Earlier in the day at the conference, Julia White, corporate VP for Microsoft Azure cloud marketing, said there’s a been growth in the number of conversations and planning around the cloud. But she said: “I don’t think we’ve hit mainstream in actual cloud adoption from an infrastructure and platform perspective.” It would be nice if cloud adoption started moving faster, she conceded, but stressed that we shouldn’t expect a drastic shift to happen overnight

Alphabet has “ramped up our engineering investment across the board, but really the heavy lifting in the past 16 months has been around how we go meet our customers in the market,” Greene also told the conference.

The company is, meanwhile, “democratizing” machine learning, so “every company anywhere can use it,” she said, telling the conference: “A company that isn’t using machine learning is … already at a disadvantage.”

“At the end of the day, everybody is going to use machine learning,” she predicted, noting it is “quite a hot market” now. Some Google Cloud customers are using it already, she said, citing Airbus as one example. That company has used machine learning for processing satellite images and it saved Airbus a lot of money, she said. Alphabet is able to be competitive in machine learning because of its large research program that will “keep us out ahead,” she went on to say.

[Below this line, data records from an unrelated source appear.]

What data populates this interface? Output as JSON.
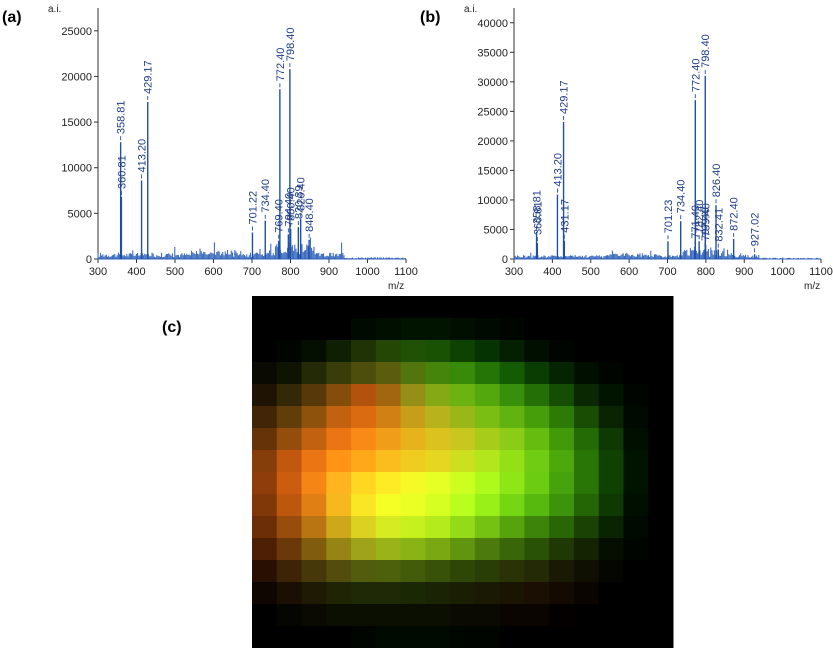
{
  "labels": {
    "a": "(a)",
    "b": "(b)",
    "c": "(c)"
  },
  "colors": {
    "spectrum": "#1f4fa8",
    "peak_label": "#1f3c88"
  },
  "chart_data": [
    {
      "type": "line",
      "panel": "(a)",
      "xlabel": "m/z",
      "ylabel": "a.i.",
      "xlim": [
        300,
        1100
      ],
      "ylim": [
        0,
        27500
      ],
      "xticks": [
        300,
        400,
        500,
        600,
        700,
        800,
        900,
        1000,
        1100
      ],
      "yticks": [
        0,
        5000,
        10000,
        15000,
        20000,
        25000
      ],
      "peaks": [
        {
          "x": 358.81,
          "y": 12800,
          "label": "358.81"
        },
        {
          "x": 360.81,
          "y": 6800,
          "label": "360.81"
        },
        {
          "x": 413.2,
          "y": 8600,
          "label": "413.20"
        },
        {
          "x": 429.17,
          "y": 17200,
          "label": "429.17"
        },
        {
          "x": 701.22,
          "y": 2900,
          "label": "701.22"
        },
        {
          "x": 734.4,
          "y": 4200,
          "label": "734.40"
        },
        {
          "x": 769.4,
          "y": 2000,
          "label": "769.40"
        },
        {
          "x": 772.4,
          "y": 18600,
          "label": "772.40"
        },
        {
          "x": 794.4,
          "y": 2700,
          "label": "794.40"
        },
        {
          "x": 798.4,
          "y": 20800,
          "label": "798.40"
        },
        {
          "x": 800.4,
          "y": 3300,
          "label": "800.40"
        },
        {
          "x": 820.39,
          "y": 3500,
          "label": "820.39"
        },
        {
          "x": 826.4,
          "y": 4400,
          "label": "826.40"
        },
        {
          "x": 848.4,
          "y": 2100,
          "label": "848.40"
        }
      ],
      "label_overlays": [
        "41",
        "73.40",
        "1"
      ]
    },
    {
      "type": "line",
      "panel": "(b)",
      "xlabel": "m/z",
      "ylabel": "a.i.",
      "xlim": [
        300,
        1100
      ],
      "ylim": [
        0,
        42500
      ],
      "xticks": [
        300,
        400,
        500,
        600,
        700,
        800,
        900,
        1000,
        1100
      ],
      "yticks": [
        0,
        5000,
        10000,
        15000,
        20000,
        25000,
        30000,
        35000,
        40000
      ],
      "peaks": [
        {
          "x": 358.81,
          "y": 4600,
          "label": "358.81"
        },
        {
          "x": 360.81,
          "y": 2700,
          "label": "360.81"
        },
        {
          "x": 413.2,
          "y": 10900,
          "label": "413.20"
        },
        {
          "x": 429.17,
          "y": 23200,
          "label": "429.17"
        },
        {
          "x": 431.17,
          "y": 3100,
          "label": "431.17"
        },
        {
          "x": 701.23,
          "y": 3000,
          "label": "701.23"
        },
        {
          "x": 734.4,
          "y": 6400,
          "label": "734.40"
        },
        {
          "x": 771.4,
          "y": 2100,
          "label": "771.40"
        },
        {
          "x": 772.4,
          "y": 26900,
          "label": "772.40"
        },
        {
          "x": 782.4,
          "y": 3000,
          "label": "782.40"
        },
        {
          "x": 797.4,
          "y": 1700,
          "label": "797.40"
        },
        {
          "x": 798.4,
          "y": 31000,
          "label": "798.40"
        },
        {
          "x": 799.4,
          "y": 2400,
          "label": "799.40"
        },
        {
          "x": 826.4,
          "y": 9100,
          "label": "826.40"
        },
        {
          "x": 832.41,
          "y": 1600,
          "label": "832.41"
        },
        {
          "x": 872.4,
          "y": 3400,
          "label": "872.40"
        },
        {
          "x": 927.02,
          "y": 800,
          "label": "927.02"
        }
      ],
      "label_overlays": [
        "10",
        "18.40",
        "1"
      ]
    },
    {
      "type": "heatmap",
      "panel": "(c)",
      "rows": 16,
      "cols": 17,
      "color_mode": "rgb",
      "red": [
        [
          0,
          0,
          0,
          0,
          0,
          0,
          0,
          0,
          0,
          0,
          0,
          0,
          0,
          0,
          0,
          0,
          0
        ],
        [
          0,
          0,
          0,
          0,
          0,
          0,
          0,
          0,
          0,
          0,
          0,
          0,
          0,
          0,
          0,
          0,
          0
        ],
        [
          0,
          0,
          0.02,
          0.06,
          0.12,
          0.14,
          0.12,
          0.1,
          0.05,
          0.02,
          0.02,
          0,
          0,
          0,
          0,
          0,
          0
        ],
        [
          0.04,
          0.06,
          0.14,
          0.22,
          0.3,
          0.36,
          0.32,
          0.27,
          0.22,
          0.14,
          0.08,
          0.04,
          0.02,
          0,
          0,
          0,
          0
        ],
        [
          0.12,
          0.2,
          0.34,
          0.52,
          0.7,
          0.64,
          0.58,
          0.52,
          0.42,
          0.32,
          0.22,
          0.14,
          0.08,
          0.04,
          0,
          0,
          0
        ],
        [
          0.26,
          0.38,
          0.56,
          0.76,
          0.86,
          0.82,
          0.78,
          0.72,
          0.6,
          0.48,
          0.38,
          0.28,
          0.18,
          0.1,
          0.04,
          0,
          0
        ],
        [
          0.4,
          0.58,
          0.76,
          0.92,
          0.98,
          0.94,
          0.9,
          0.86,
          0.78,
          0.66,
          0.54,
          0.4,
          0.26,
          0.14,
          0.06,
          0,
          0
        ],
        [
          0.52,
          0.76,
          0.92,
          1.0,
          1.0,
          0.98,
          0.94,
          0.9,
          0.8,
          0.7,
          0.58,
          0.44,
          0.3,
          0.16,
          0.06,
          0,
          0
        ],
        [
          0.56,
          0.8,
          0.96,
          1.0,
          1.0,
          1.0,
          0.96,
          0.9,
          0.8,
          0.68,
          0.56,
          0.42,
          0.28,
          0.16,
          0.06,
          0,
          0
        ],
        [
          0.5,
          0.74,
          0.88,
          0.96,
          0.98,
          0.96,
          0.92,
          0.84,
          0.72,
          0.6,
          0.46,
          0.34,
          0.24,
          0.14,
          0.06,
          0,
          0
        ],
        [
          0.42,
          0.6,
          0.72,
          0.8,
          0.86,
          0.84,
          0.78,
          0.7,
          0.58,
          0.46,
          0.34,
          0.24,
          0.16,
          0.1,
          0.04,
          0,
          0
        ],
        [
          0.3,
          0.42,
          0.5,
          0.58,
          0.62,
          0.6,
          0.54,
          0.48,
          0.38,
          0.3,
          0.22,
          0.16,
          0.12,
          0.08,
          0.02,
          0,
          0
        ],
        [
          0.16,
          0.24,
          0.28,
          0.32,
          0.32,
          0.3,
          0.26,
          0.22,
          0.18,
          0.16,
          0.16,
          0.14,
          0.1,
          0.06,
          0.02,
          0,
          0
        ],
        [
          0.06,
          0.1,
          0.12,
          0.12,
          0.12,
          0.12,
          0.1,
          0.1,
          0.1,
          0.1,
          0.1,
          0.1,
          0.08,
          0.04,
          0,
          0,
          0
        ],
        [
          0,
          0.02,
          0.04,
          0.04,
          0.04,
          0.04,
          0.04,
          0.04,
          0.04,
          0.04,
          0.04,
          0.04,
          0.02,
          0,
          0,
          0,
          0
        ],
        [
          0,
          0,
          0,
          0,
          0,
          0,
          0,
          0,
          0,
          0,
          0,
          0,
          0,
          0,
          0,
          0,
          0
        ]
      ],
      "green": [
        [
          0,
          0,
          0,
          0,
          0,
          0,
          0,
          0,
          0,
          0,
          0,
          0,
          0,
          0,
          0,
          0,
          0
        ],
        [
          0,
          0,
          0,
          0,
          0.04,
          0.06,
          0.08,
          0.08,
          0.06,
          0.04,
          0.02,
          0,
          0,
          0,
          0,
          0,
          0
        ],
        [
          0,
          0.02,
          0.06,
          0.12,
          0.2,
          0.28,
          0.32,
          0.32,
          0.26,
          0.2,
          0.12,
          0.06,
          0.02,
          0,
          0,
          0,
          0
        ],
        [
          0.04,
          0.08,
          0.16,
          0.24,
          0.3,
          0.36,
          0.46,
          0.52,
          0.54,
          0.46,
          0.36,
          0.24,
          0.14,
          0.06,
          0.02,
          0,
          0
        ],
        [
          0.08,
          0.16,
          0.22,
          0.3,
          0.32,
          0.4,
          0.56,
          0.66,
          0.7,
          0.66,
          0.56,
          0.44,
          0.3,
          0.16,
          0.08,
          0.02,
          0
        ],
        [
          0.14,
          0.24,
          0.32,
          0.38,
          0.42,
          0.5,
          0.62,
          0.7,
          0.72,
          0.74,
          0.7,
          0.62,
          0.48,
          0.3,
          0.14,
          0.04,
          0
        ],
        [
          0.2,
          0.3,
          0.38,
          0.46,
          0.54,
          0.62,
          0.7,
          0.76,
          0.78,
          0.8,
          0.8,
          0.74,
          0.6,
          0.42,
          0.22,
          0.06,
          0
        ],
        [
          0.24,
          0.34,
          0.46,
          0.58,
          0.66,
          0.74,
          0.8,
          0.84,
          0.88,
          0.9,
          0.88,
          0.8,
          0.66,
          0.46,
          0.26,
          0.08,
          0
        ],
        [
          0.24,
          0.36,
          0.52,
          0.7,
          0.84,
          0.92,
          0.98,
          1.0,
          1.0,
          0.98,
          0.9,
          0.8,
          0.64,
          0.46,
          0.26,
          0.08,
          0
        ],
        [
          0.22,
          0.34,
          0.5,
          0.72,
          0.9,
          1.0,
          1.0,
          1.0,
          1.0,
          0.94,
          0.84,
          0.72,
          0.58,
          0.4,
          0.22,
          0.06,
          0
        ],
        [
          0.18,
          0.3,
          0.46,
          0.66,
          0.82,
          0.92,
          0.94,
          0.92,
          0.86,
          0.76,
          0.64,
          0.52,
          0.4,
          0.26,
          0.14,
          0.04,
          0
        ],
        [
          0.12,
          0.22,
          0.36,
          0.52,
          0.64,
          0.7,
          0.7,
          0.66,
          0.58,
          0.48,
          0.4,
          0.32,
          0.22,
          0.14,
          0.06,
          0.02,
          0
        ],
        [
          0.06,
          0.14,
          0.22,
          0.3,
          0.36,
          0.38,
          0.36,
          0.32,
          0.28,
          0.24,
          0.2,
          0.16,
          0.1,
          0.06,
          0.02,
          0,
          0
        ],
        [
          0.02,
          0.06,
          0.1,
          0.14,
          0.16,
          0.16,
          0.16,
          0.14,
          0.12,
          0.1,
          0.08,
          0.06,
          0.04,
          0.02,
          0,
          0,
          0
        ],
        [
          0,
          0.02,
          0.04,
          0.06,
          0.06,
          0.06,
          0.06,
          0.06,
          0.04,
          0.04,
          0.02,
          0.02,
          0,
          0,
          0,
          0,
          0
        ],
        [
          0,
          0,
          0,
          0,
          0.02,
          0.04,
          0.04,
          0.04,
          0.02,
          0.02,
          0,
          0,
          0,
          0,
          0,
          0,
          0
        ]
      ]
    }
  ]
}
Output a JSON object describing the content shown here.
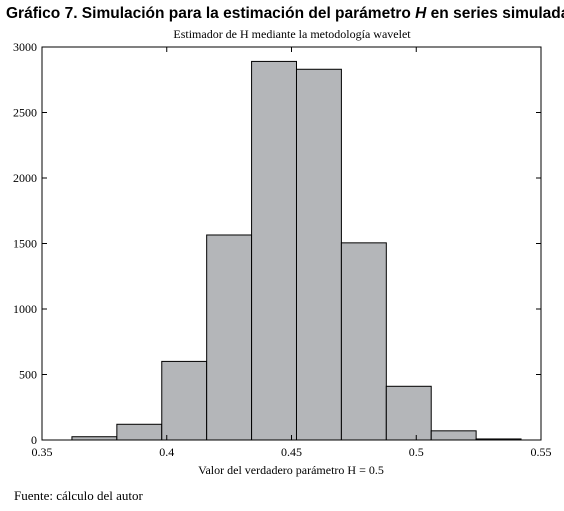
{
  "figure": {
    "title_prefix": "Gráfico 7. Simulación para la estimación del parámetro ",
    "title_italic": "H",
    "title_suffix": " en series simuladas",
    "source": "Fuente: cálculo del autor"
  },
  "chart_data": {
    "type": "bar",
    "subtitle": "Estimador de H mediante la metodología wavelet",
    "xlabel": "Valor del verdadero parámetro H = 0.5",
    "ylabel": "",
    "xlim": [
      0.35,
      0.55
    ],
    "ylim": [
      0,
      3000
    ],
    "xticks": [
      0.35,
      0.4,
      0.45,
      0.5,
      0.55
    ],
    "xtick_labels": [
      "0.35",
      "0.4",
      "0.45",
      "0.5",
      "0.55"
    ],
    "yticks": [
      0,
      500,
      1000,
      1500,
      2000,
      2500,
      3000
    ],
    "ytick_labels": [
      "0",
      "500",
      "1000",
      "1500",
      "2000",
      "2500",
      "3000"
    ],
    "bins": [
      {
        "from": 0.362,
        "to": 0.38,
        "value": 25
      },
      {
        "from": 0.38,
        "to": 0.398,
        "value": 120
      },
      {
        "from": 0.398,
        "to": 0.416,
        "value": 600
      },
      {
        "from": 0.416,
        "to": 0.434,
        "value": 1565
      },
      {
        "from": 0.434,
        "to": 0.452,
        "value": 2890
      },
      {
        "from": 0.452,
        "to": 0.47,
        "value": 2830
      },
      {
        "from": 0.47,
        "to": 0.488,
        "value": 1505
      },
      {
        "from": 0.488,
        "to": 0.506,
        "value": 410
      },
      {
        "from": 0.506,
        "to": 0.524,
        "value": 70
      },
      {
        "from": 0.524,
        "to": 0.542,
        "value": 8
      }
    ],
    "bar_fill": "#b4b6b9",
    "bar_stroke": "#000000",
    "grid": false,
    "legend": "none"
  }
}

Also at the conference Feb. 14, Apple CFO Luca Maestri said the company’s service business is “doing very well and we’ve been growing it for several quarters now” at a rate of about 20%. He said the Apple App Store is “doing incredibly well,” adding: “The quality and the quantity of content continues to improve all the time.”

On the music front, he said: “I think it’s important to keep in mind we are by far the largest player in digital music. When you combine our download model with our streaming service, which comes from the Beats acquisition and is getting a lot of traction — the combination of these two businesses – we’re clearly … number one in music. We’ve got a long association with music. It’s one of the most important use cases for customers on our devices. And so we really want to provide the best possible offering on the music side and we think we’re actually doing that.”

Apple continues to come out on top when it comes to music service satisfaction surveys and the company also keeps improving the service from a user interface standpoint, he said. Apple has learned from the music business that what it offers in terms of exclusive content does “make a difference” in transactions and conversion rates from free trials to paid memberships, he said.

Video is a large business for Apple today because it’s a very large distributor of video content, he went on to say. But when it comes to original video content, Apple lags behind rivals including Netflix and Amazon. “Obviously it’s something that we’re looking into,” he said of original video content. For now, “it’s a matter of experimenting a bit” with the creation of TV shows and see how Apple does with its initial programs, he said.